Thanks a lot Flem. I had to think a bit too before I responded. From what you say it seems the biggest difference between Pim Fortuyn's party and the FB is that while LPF is a collection of nonentities that gathered about a powerful central personality, FB seems to be a coalition of small groups of malcontents who are hanging together for strength and protection. That's interesting - I haven't gotten any sense of that from what I have read so far, but my reading has been spotty.
It might be helpful to define the term 'racist'. If defined in its fullest Blut-und-Boden, quadroon-octaroon sense, then I would think that some of the policies of the FB are racist (immigrants defined as such through four generations), while Pim Fortuyn's were not. However, 'racist' is now more often applied to anyone objecting to a change in their quality of life brought about (or perceived as such) by proximity to the different cultural and social values of another ethnic group (hmmmm...weird sentence).
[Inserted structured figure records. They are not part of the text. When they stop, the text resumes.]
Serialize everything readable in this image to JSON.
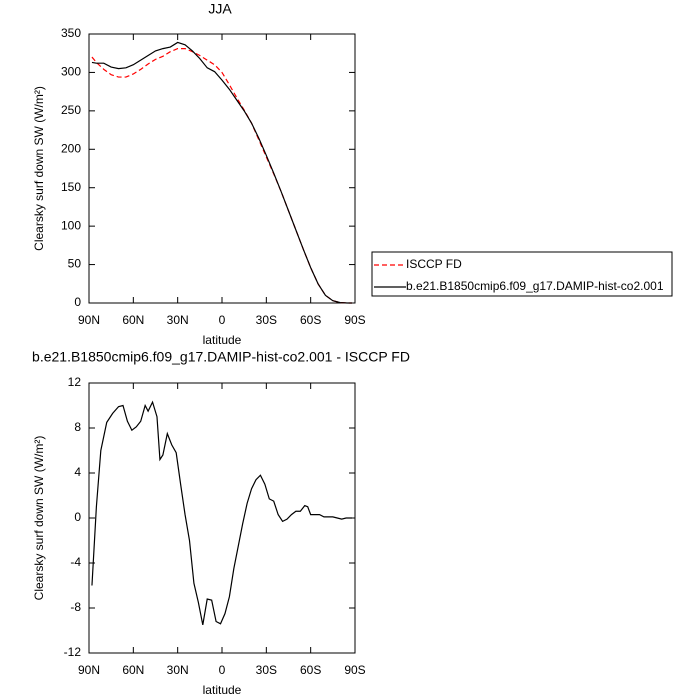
{
  "chart_data": [
    {
      "type": "line",
      "title": "JJA",
      "ylabel": "Clearsky surf down SW (W/m²)",
      "xlabel": "latitude",
      "x": [
        88,
        85,
        80,
        75,
        70,
        65,
        60,
        55,
        50,
        45,
        40,
        35,
        30,
        25,
        20,
        15,
        10,
        5,
        0,
        -5,
        -10,
        -15,
        -20,
        -25,
        -30,
        -35,
        -40,
        -45,
        -50,
        -55,
        -60,
        -65,
        -70,
        -75,
        -80,
        -85,
        -88
      ],
      "series": [
        {
          "name": "ISCCP FD",
          "color": "#ff0000",
          "line_style": "dashed",
          "values": [
            320,
            313,
            304,
            297,
            294,
            294,
            298,
            304,
            311,
            317,
            321,
            327,
            331,
            331,
            327,
            322,
            316,
            310,
            300,
            284,
            267,
            251,
            234,
            212,
            190,
            168,
            145,
            120,
            95,
            70,
            46,
            25,
            10,
            3,
            0.5,
            0,
            0
          ]
        },
        {
          "name": "b.e21.B1850cmip6.f09_g17.DAMIP-hist-co2.001",
          "color": "#000000",
          "line_style": "solid",
          "values": [
            313,
            312,
            312,
            307,
            305,
            306,
            310,
            316,
            322,
            328,
            331,
            333,
            339,
            336,
            328,
            318,
            306,
            301,
            290,
            278,
            264,
            250,
            234,
            214,
            192,
            169,
            145,
            120,
            95,
            70,
            46,
            25,
            10,
            3,
            0.5,
            0,
            0
          ]
        }
      ],
      "xlim": [
        90,
        -90
      ],
      "xticks": [
        {
          "value": 90,
          "label": "90N"
        },
        {
          "value": 60,
          "label": "60N"
        },
        {
          "value": 30,
          "label": "30N"
        },
        0,
        {
          "value": -30,
          "label": "30S"
        },
        {
          "value": -60,
          "label": "60S"
        },
        {
          "value": -90,
          "label": "90S"
        }
      ],
      "ylim": [
        0,
        350
      ],
      "yticks": [
        0,
        50,
        100,
        150,
        200,
        250,
        300,
        350
      ],
      "legend": "outside right"
    },
    {
      "type": "line",
      "title": "b.e21.B1850cmip6.f09_g17.DAMIP-hist-co2.001 - ISCCP FD",
      "ylabel": "Clearsky surf down SW (W/m²)",
      "xlabel": "latitude",
      "x": [
        88,
        85,
        82,
        78,
        74,
        70,
        67,
        64,
        61,
        58,
        55,
        52,
        50,
        47,
        44,
        42,
        40,
        37,
        34,
        31,
        28,
        25,
        22,
        19,
        16,
        13,
        10,
        7,
        4,
        1,
        -2,
        -5,
        -8,
        -11,
        -14,
        -17,
        -20,
        -23,
        -26,
        -29,
        -32,
        -35,
        -38,
        -41,
        -44,
        -47,
        -50,
        -53,
        -56,
        -58,
        -60,
        -63,
        -66,
        -69,
        -72,
        -75,
        -78,
        -81,
        -84,
        -88
      ],
      "series": [
        {
          "color": "#000000",
          "line_style": "solid",
          "values": [
            -6,
            1,
            6,
            8.5,
            9.3,
            9.9,
            10,
            8.6,
            7.8,
            8.1,
            8.6,
            10,
            9.5,
            10.3,
            9,
            5.2,
            5.6,
            7.5,
            6.5,
            5.8,
            3,
            0.3,
            -2,
            -5.8,
            -7.5,
            -9.5,
            -7.2,
            -7.3,
            -9.2,
            -9.4,
            -8.5,
            -7,
            -4.5,
            -2.5,
            -0.5,
            1.3,
            2.6,
            3.4,
            3.8,
            3,
            1.7,
            1.5,
            0.3,
            -0.3,
            -0.1,
            0.3,
            0.6,
            0.6,
            1.1,
            1,
            0.3,
            0.3,
            0.3,
            0.1,
            0.1,
            0.1,
            0,
            -0.1,
            0,
            0
          ]
        }
      ],
      "xlim": [
        90,
        -90
      ],
      "xticks": [
        {
          "value": 90,
          "label": "90N"
        },
        {
          "value": 60,
          "label": "60N"
        },
        {
          "value": 30,
          "label": "30N"
        },
        0,
        {
          "value": -30,
          "label": "30S"
        },
        {
          "value": -60,
          "label": "60S"
        },
        {
          "value": -90,
          "label": "90S"
        }
      ],
      "ylim": [
        -12,
        12
      ],
      "yticks": [
        -12,
        -8,
        -4,
        0,
        4,
        8,
        12
      ]
    }
  ]
}
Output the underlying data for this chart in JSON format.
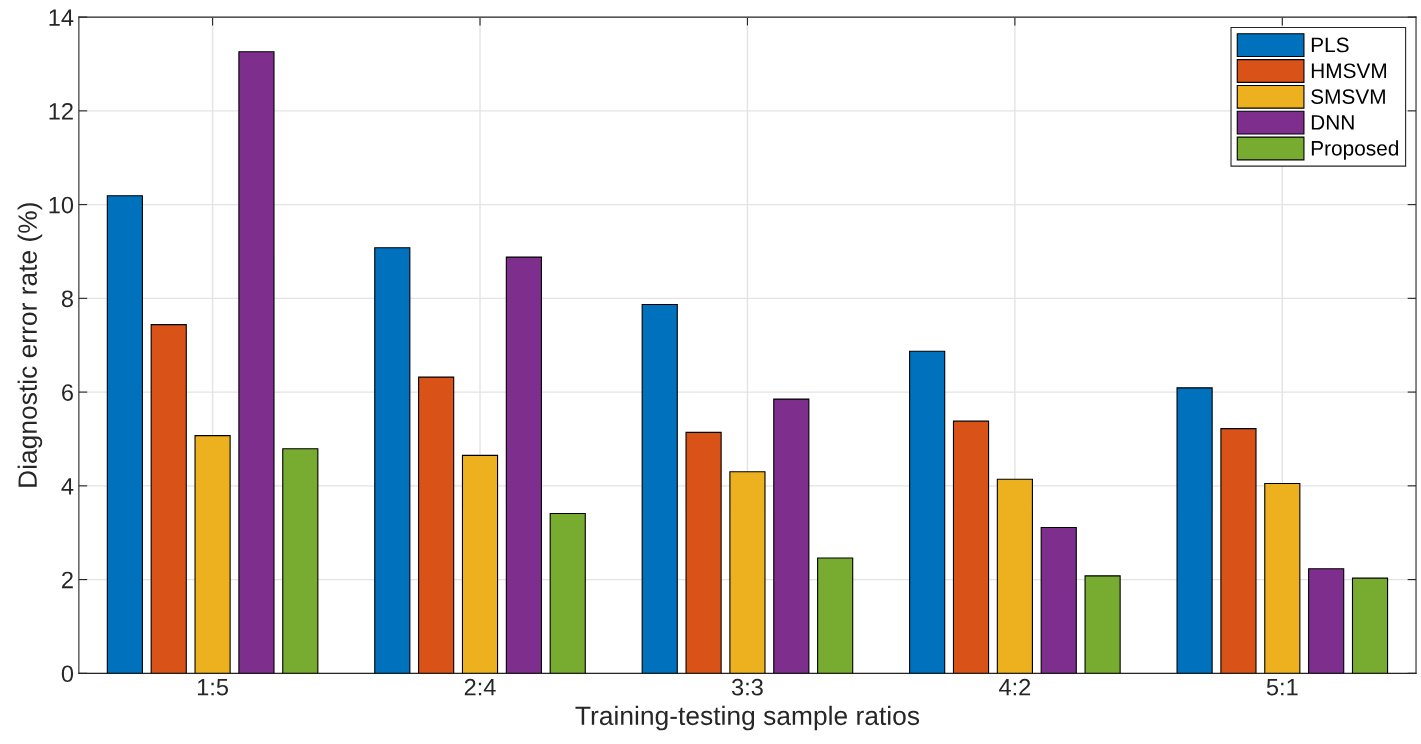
{
  "chart_data": {
    "type": "bar",
    "xlabel": "Training-testing sample ratios",
    "ylabel": "Diagnostic error rate (%)",
    "categories": [
      "1:5",
      "2:4",
      "3:3",
      "4:2",
      "5:1"
    ],
    "series": [
      {
        "name": "PLS",
        "color": "#0072bd",
        "values": [
          10.19,
          9.08,
          7.87,
          6.87,
          6.09
        ]
      },
      {
        "name": "HMSVM",
        "color": "#d95319",
        "values": [
          7.44,
          6.32,
          5.14,
          5.38,
          5.22
        ]
      },
      {
        "name": "SMSVM",
        "color": "#edb120",
        "values": [
          5.07,
          4.65,
          4.3,
          4.14,
          4.05
        ]
      },
      {
        "name": "DNN",
        "color": "#7e2f8e",
        "values": [
          13.26,
          8.88,
          5.85,
          3.11,
          2.23
        ]
      },
      {
        "name": "Proposed",
        "color": "#77ac30",
        "values": [
          4.79,
          3.41,
          2.46,
          2.08,
          2.03
        ]
      }
    ],
    "ylim": [
      0,
      14
    ],
    "yticks": [
      0,
      2,
      4,
      6,
      8,
      10,
      12,
      14
    ],
    "grid": true,
    "legend": "top right"
  }
}
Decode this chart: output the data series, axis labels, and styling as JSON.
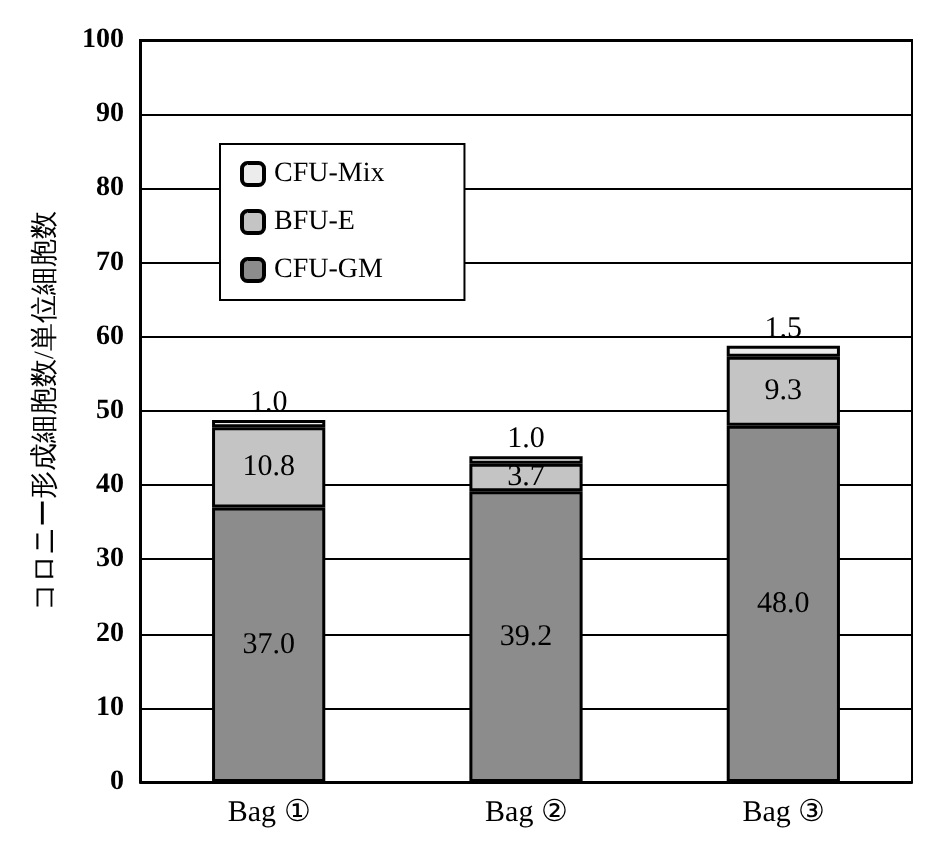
{
  "chart_data": {
    "type": "bar",
    "stacked": true,
    "ylabel": "コロニー形成細胞数/単位細胞数",
    "categories": [
      "Bag ①",
      "Bag ②",
      "Bag ③"
    ],
    "series": [
      {
        "name": "CFU-GM",
        "color": "#8c8c8c",
        "values": [
          37.0,
          39.2,
          48.0
        ],
        "value_labels": [
          "37.0",
          "39.2",
          "48.0"
        ]
      },
      {
        "name": "BFU-E",
        "color": "#c4c4c4",
        "values": [
          10.8,
          3.7,
          9.3
        ],
        "value_labels": [
          "10.8",
          "3.7",
          "9.3"
        ]
      },
      {
        "name": "CFU-Mix",
        "color": "#ececec",
        "values": [
          1.0,
          1.0,
          1.5
        ],
        "value_labels": [
          "1.0",
          "1.0",
          "1.5"
        ]
      }
    ],
    "ylim": [
      0,
      100
    ],
    "yticks": [
      0,
      10,
      20,
      30,
      40,
      50,
      60,
      70,
      80,
      90,
      100
    ],
    "grid": "y",
    "legend": "top left"
  }
}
This is a racism that Pim Fortuyn, Pia Kjaersgaard, Christian Blocher, et. al. are 100% guilty of playing on.
The first problem with this is that the mainstream who hurl the accusation do not seem to be interested in exploring the meaning of the term or the reasons why it is provoked. It's easier to be holier-than-thou than to explore a real, very complicated and rather grotty situation. The second problem is that the relatively sophisticated messages of these, well, 'neo-racists' are too often taken up by the undereducated, unemployed, and dissafected and translated into a carte blanche to wreak mayhem. If you think about it, most revolutions work that way. I agree that 'giving them a chance' to prove their incompetence won't work. Once in power parties like this have tended to rely on the most brutish element from amongst their supporters to keep them there.
It's a very complicated problem and I don't see any solution forthcoming at the moment. I'm watching developements in the Netherlands with interest, but I don't see in the LPF or the FB, for that matter, much hope for a more reasonable exploration of some very basic problems.